Taking a different position, VIPA board member and Tourism Commissioner Beverly Nicholson-Doty said that while she understood Walker’s points, the territory is also approaching the start of a tourism season that it is “desperately” trying to push forward.
“I’m not advocating rushing, but we should expedite this process in a way that is satisfactory to both sides and doesn’t let us lose the opportunity to let this segment of the business sector return.”
While VIPA staff also argued that the Marina shouldn’t be impacted by the situation with the Dialysis Center – which staff said was in part the port’s fault for not evicting the tenant – board members decided to let Walker take a crack at amending the lease language, which the board could review and decide to approve Tuesday by poll vote.
The board did approve, however, the granting of rent abatement to tenants who cannot operate their businesses because of damage from Irma and/or Maria.

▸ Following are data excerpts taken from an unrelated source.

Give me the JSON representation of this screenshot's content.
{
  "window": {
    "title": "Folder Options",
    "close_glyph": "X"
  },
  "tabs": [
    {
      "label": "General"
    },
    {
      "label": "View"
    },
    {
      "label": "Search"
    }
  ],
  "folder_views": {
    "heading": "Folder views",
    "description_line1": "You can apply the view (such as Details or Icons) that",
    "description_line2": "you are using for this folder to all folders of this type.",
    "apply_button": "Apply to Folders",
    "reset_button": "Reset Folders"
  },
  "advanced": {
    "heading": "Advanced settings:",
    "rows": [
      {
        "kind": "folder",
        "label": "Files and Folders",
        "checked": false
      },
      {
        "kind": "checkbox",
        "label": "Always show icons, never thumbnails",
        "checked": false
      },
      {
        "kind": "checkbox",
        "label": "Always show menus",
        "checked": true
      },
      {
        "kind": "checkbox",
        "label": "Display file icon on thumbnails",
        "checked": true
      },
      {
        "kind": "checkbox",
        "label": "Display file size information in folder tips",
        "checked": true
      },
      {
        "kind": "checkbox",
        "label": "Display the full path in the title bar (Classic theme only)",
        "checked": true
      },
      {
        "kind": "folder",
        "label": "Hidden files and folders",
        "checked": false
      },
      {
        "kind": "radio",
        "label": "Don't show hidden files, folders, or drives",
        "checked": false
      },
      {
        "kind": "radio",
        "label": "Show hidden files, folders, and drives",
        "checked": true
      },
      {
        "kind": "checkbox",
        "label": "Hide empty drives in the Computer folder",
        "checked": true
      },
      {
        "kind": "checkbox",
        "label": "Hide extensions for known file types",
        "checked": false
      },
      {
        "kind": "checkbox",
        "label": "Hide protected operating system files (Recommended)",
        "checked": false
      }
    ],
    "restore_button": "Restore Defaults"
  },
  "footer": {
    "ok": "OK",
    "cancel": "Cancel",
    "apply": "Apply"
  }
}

The abatement period runs from one month up to six months, depending on how long it takes the port, as the landowner, to rebuild or reconstruct where necessary.
While there were some concerns – Executive Director David Mapp said, for example, that a business asking for a rent abatement could be collecting federal relief or Small Business Administration loan funds – he and board members generally said that the port would have to use its discretion and monitor each situation, especially for those properties where VIPA is solely responsible for the repairs.
Board member Yvonne Thraen said board members pointed out that there were some businesses that were asked to relocate before the hurricanes and could be working now on getting their businesses up and running again elsewhere. Those tenants should be monitored in case, while the port is investing in repairs, they decide not to return, she said.
Board members also approved a motion requiring its tenants to maintain and show proof of business interruption insurance, which could cut down on the need for rent abatement and give tenants a “steady stream of income” while their businesses get repaired.